Decision - 0001 - Azure ELZ Terraform Subnet Alternative
Context and Problem Statement
When deploying to the Enterprise Landing Zone (ELZ) we encountered a major blocker: a policy repeatedly caused our Terraform infrastructure deployment to fail.
There was considerable research and experimentation (plus, leveraging colleagues’ suggestions).
We found that:
- The subnet resource was being rejected due to the following policy:
- To resolve this, it was suggested to use the property below (however, in the current Terraform provider it has been deprecated):
resource "azurerm_subnet" "gettoananswer-subnet" { ... network_security_group_id = azurerm_network_security_group.gettoananswer-nsg.id ... } -
Another suggestion was to use association resource, but this was also unsuccessful:
As part of further investigations, we noted that:resource "azurerm_subnet_network_security_group_association" "default" { subnet_id = azurerm_subnet.gettoananswer_main_subnet.id network_security_group_id = azurerm_network_security_group.gettoananswer-nsg.id } -
The issue was ELZ-specific and a bug was raised to fix it, so an exemption, policy change or alternative was required.
Considered Options
- Use the AzAPI provider to customise the creation of the subnet.
- Use click-ops to create the subnet with the association, then import the resource to complete provisioning.
- Use a custom provider to implement the creation based on the open PR fix here.
- Add an exception to the policy.
- Ask ELZ admins to change the policy effect from
denytoaudit. - Replace Terraform with Bicep.

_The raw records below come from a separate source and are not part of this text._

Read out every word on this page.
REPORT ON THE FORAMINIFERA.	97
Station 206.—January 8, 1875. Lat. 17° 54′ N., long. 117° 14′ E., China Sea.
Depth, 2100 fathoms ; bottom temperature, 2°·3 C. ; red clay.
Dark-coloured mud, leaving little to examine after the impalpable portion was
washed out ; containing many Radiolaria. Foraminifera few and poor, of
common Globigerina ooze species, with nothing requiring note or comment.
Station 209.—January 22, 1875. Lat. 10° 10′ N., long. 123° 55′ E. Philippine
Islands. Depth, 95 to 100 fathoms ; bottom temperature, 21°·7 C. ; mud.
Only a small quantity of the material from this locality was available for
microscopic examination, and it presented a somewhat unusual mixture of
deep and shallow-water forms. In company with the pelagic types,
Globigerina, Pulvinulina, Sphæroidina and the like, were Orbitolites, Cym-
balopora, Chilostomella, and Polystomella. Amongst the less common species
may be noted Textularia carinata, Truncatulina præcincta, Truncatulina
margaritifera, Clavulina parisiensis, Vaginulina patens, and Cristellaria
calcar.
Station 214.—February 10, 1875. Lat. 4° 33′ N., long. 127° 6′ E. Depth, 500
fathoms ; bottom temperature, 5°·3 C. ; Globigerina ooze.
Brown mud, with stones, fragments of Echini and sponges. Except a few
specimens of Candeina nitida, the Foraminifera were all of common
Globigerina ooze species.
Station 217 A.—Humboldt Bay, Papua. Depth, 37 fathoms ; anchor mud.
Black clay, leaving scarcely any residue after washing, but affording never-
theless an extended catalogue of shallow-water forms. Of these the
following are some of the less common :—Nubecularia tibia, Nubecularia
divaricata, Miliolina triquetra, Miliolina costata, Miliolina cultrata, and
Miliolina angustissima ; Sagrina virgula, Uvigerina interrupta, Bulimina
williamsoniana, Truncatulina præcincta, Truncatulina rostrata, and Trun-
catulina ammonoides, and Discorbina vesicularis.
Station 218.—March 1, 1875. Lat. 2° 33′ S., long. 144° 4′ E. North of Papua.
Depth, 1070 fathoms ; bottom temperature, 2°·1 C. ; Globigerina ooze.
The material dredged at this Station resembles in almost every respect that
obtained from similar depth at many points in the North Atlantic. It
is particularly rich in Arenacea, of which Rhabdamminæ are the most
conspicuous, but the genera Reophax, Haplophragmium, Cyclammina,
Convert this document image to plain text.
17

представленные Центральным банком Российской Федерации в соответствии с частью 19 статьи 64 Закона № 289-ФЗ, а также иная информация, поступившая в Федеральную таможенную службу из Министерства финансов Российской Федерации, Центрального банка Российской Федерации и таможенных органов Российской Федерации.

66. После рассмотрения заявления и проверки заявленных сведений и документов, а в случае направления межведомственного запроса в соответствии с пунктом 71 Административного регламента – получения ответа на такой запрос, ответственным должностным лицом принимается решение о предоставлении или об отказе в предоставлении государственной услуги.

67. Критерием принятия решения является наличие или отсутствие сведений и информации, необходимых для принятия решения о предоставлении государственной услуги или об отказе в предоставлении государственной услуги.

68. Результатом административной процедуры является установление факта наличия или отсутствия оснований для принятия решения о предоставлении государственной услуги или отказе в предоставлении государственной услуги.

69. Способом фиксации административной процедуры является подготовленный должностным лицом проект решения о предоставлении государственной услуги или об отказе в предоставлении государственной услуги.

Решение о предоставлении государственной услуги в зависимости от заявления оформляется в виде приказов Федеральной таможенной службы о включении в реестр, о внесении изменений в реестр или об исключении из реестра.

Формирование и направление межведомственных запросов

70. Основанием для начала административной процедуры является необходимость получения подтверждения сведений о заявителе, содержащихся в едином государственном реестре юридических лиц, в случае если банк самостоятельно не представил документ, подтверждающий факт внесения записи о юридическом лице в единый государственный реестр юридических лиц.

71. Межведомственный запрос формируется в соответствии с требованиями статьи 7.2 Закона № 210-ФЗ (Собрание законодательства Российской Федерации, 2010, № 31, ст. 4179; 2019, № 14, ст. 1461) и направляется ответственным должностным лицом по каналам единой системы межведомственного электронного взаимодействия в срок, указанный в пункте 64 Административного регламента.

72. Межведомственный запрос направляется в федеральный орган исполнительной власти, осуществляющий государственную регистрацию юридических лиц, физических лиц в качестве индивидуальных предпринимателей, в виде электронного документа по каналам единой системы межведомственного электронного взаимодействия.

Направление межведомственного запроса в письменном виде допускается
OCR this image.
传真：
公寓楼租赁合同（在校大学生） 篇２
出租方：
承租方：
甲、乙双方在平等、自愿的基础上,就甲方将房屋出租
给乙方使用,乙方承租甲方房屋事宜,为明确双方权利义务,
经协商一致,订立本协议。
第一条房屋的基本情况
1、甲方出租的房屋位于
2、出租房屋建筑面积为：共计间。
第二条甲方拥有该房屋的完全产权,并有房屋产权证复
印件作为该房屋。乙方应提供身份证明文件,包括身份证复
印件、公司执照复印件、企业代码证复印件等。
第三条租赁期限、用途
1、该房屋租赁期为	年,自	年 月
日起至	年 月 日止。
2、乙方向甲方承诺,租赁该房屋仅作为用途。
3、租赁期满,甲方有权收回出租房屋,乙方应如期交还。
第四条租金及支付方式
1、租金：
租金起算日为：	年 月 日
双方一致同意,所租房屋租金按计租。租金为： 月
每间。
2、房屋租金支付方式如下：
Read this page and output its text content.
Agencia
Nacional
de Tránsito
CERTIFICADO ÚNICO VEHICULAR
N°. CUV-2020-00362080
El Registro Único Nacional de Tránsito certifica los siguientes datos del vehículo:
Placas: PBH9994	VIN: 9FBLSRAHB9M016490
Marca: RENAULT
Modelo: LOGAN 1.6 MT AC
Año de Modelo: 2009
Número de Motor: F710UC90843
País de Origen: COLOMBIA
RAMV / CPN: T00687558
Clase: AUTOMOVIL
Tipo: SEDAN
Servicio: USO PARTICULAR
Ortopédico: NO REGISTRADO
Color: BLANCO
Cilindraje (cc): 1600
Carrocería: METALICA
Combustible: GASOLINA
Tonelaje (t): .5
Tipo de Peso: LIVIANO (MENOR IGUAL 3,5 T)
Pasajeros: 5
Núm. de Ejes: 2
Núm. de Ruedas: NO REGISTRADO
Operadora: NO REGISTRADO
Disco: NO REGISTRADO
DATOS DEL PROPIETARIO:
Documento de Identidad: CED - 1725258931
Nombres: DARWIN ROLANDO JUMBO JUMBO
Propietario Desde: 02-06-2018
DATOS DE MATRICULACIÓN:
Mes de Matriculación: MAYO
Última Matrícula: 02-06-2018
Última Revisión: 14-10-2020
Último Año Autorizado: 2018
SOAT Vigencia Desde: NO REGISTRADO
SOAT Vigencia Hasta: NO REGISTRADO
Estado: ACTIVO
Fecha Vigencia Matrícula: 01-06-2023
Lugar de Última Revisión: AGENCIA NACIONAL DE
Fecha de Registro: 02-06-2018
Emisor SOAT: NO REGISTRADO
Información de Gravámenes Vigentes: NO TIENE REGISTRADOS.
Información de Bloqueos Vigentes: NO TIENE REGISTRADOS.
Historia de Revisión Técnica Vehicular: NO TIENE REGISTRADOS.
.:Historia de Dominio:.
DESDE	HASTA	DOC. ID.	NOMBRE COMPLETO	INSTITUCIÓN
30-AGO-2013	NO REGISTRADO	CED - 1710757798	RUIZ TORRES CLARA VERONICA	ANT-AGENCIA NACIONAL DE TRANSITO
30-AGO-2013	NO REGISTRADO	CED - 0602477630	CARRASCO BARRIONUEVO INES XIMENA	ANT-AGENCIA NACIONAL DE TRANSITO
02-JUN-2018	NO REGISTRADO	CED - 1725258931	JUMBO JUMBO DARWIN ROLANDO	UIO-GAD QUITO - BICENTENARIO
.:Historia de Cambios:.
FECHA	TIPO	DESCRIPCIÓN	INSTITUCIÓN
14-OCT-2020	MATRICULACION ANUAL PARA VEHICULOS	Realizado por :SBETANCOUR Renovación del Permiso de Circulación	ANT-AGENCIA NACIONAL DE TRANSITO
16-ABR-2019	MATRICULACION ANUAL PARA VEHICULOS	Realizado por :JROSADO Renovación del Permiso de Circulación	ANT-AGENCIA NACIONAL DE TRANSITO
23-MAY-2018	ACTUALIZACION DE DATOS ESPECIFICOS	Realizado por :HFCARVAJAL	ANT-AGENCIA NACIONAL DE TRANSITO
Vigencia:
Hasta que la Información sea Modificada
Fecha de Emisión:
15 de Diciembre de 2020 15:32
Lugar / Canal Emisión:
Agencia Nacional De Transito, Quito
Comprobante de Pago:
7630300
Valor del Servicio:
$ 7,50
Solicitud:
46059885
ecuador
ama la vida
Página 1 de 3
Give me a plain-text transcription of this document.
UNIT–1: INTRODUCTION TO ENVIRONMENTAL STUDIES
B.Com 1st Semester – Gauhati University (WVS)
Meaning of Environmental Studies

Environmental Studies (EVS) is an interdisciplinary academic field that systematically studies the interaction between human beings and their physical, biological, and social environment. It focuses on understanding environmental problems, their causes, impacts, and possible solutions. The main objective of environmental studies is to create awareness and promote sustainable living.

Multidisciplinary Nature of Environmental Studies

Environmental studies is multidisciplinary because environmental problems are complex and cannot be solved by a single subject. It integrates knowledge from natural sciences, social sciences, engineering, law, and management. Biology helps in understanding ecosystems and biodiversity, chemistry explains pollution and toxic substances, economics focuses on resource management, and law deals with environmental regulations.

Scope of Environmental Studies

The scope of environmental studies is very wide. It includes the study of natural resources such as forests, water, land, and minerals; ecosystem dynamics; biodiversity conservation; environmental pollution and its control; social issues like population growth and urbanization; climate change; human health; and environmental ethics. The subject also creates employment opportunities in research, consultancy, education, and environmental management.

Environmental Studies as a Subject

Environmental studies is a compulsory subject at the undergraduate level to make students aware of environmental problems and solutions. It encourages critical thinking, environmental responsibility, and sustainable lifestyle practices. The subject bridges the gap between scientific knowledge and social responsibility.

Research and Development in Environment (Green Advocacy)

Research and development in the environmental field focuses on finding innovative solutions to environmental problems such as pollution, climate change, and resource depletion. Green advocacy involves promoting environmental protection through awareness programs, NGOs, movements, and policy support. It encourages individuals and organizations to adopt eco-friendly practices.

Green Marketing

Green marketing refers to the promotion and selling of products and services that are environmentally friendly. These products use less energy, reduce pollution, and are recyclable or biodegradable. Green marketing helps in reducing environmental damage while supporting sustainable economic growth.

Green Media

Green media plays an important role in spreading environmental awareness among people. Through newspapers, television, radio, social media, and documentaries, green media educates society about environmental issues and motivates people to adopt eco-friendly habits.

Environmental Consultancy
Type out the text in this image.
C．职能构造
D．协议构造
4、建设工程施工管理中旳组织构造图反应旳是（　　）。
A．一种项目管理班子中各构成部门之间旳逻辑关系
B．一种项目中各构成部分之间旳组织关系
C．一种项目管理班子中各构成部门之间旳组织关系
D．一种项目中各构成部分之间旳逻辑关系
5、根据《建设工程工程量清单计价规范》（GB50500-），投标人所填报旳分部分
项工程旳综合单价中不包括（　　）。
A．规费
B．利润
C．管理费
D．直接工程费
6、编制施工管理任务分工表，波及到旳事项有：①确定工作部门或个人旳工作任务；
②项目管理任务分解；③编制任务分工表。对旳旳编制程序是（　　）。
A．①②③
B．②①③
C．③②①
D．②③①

- Replace Terraform with ARM.
Evaluation
| Criteria | Comment | AzAPI | Click-ops | Custom | Exemption | Alter Policy | Bicep | ARM |
|---|---|---|---|---|---|---|---|---|
| Automatable | Can be implemented in IaC and automated across environments. | 5 | 0 | 5 | 1 | 1 | 5 | 5 |
| Repeatable | Can other teams leverage this solution/workaround for their use cases too? | 5 | 2 | 4 | 3 | 5 | 5 | 5 |
| Effort | How easy is it to set up/configure and deploy? | 5 | 3 | 3 | 1 | 1 | 3 | 2 |
| Error Resistant | Can human error be avoided/mitigated via this approach? | 5 | 1 | 4 | 4 | 4 | 4 | 4 |
| Total | 20 | 7 | 16 | 9 | 11 | 17 | 16 |
Notes on Bicep and ARM scoring: - Automatable/Repeatable: Both compile to ARM and can express the subnet NSG reference inline, aligning with ELZ policy expectations. - Effort: Though they can be AI generated from the existing Terraform, there many be unforeseen challenges when using them. I've also found it much simpler to author in Bicep, but we want to minimise the drift between the IaC scripts in Care Leavers and this project, given they will both be housed under the same team. - Error Resistance: Strong typing and validation (esp. Bicep) reduce drift, but cross-stack state and outputs add integration complexity if mixed with Terraform.
Decision Outcome
Based on the analysis above, we chose to switch to AzAPI, as it required the least effort, was easily repeatable by other teams using Terraform, and did not require Azure admin support.
With the AzAPI resource we can create the subnet and then associate it with a network security group.
This is the replacement (AzAPI) resource:
resource "azapi_resource" "gettoananswer_main_subnet" {
type = "Microsoft.Network/virtualNetworks/subnets@2024-05-01"
name = "${var.prefix}subnet-uks-gtaa"
parent_id = azurerm_virtual_network.gettoananswer_vnet.id
body = {
properties = {
addressPrefixes = [...]
delegations = [{
name = "asp-delegation"
properties = {
serviceName = "Microsoft.Web/serverFarms"
}
}]
serviceEndpoints = [
{
service = "Microsoft.Sql"
locations = [azurerm_resource_group.gettoananswer-rg.location]
}
]
# the association with the network security group
networkSecurityGroup = {
id = azurerm_network_security_group.gettoananswer-nsg.id
}
}
}
depends_on = [azurerm_network_security_group.gettoananswer-nsg]
}
Considerations on selected technology
Due to the flexibility of the azapi_resource, you'll have to periodically check when changes are made to the resource attributes and change according, because terraform validation doesn't flag this.
- AzAPI keeps us within the Terraform workflow.
- Lower immediate effort while still expressing the exact ARM contract needed by ELZ policies.
Note: If organisational standards move towards changing the policy to audit instead of deny or adding exemptions, we can switch back to azurerm_subnet.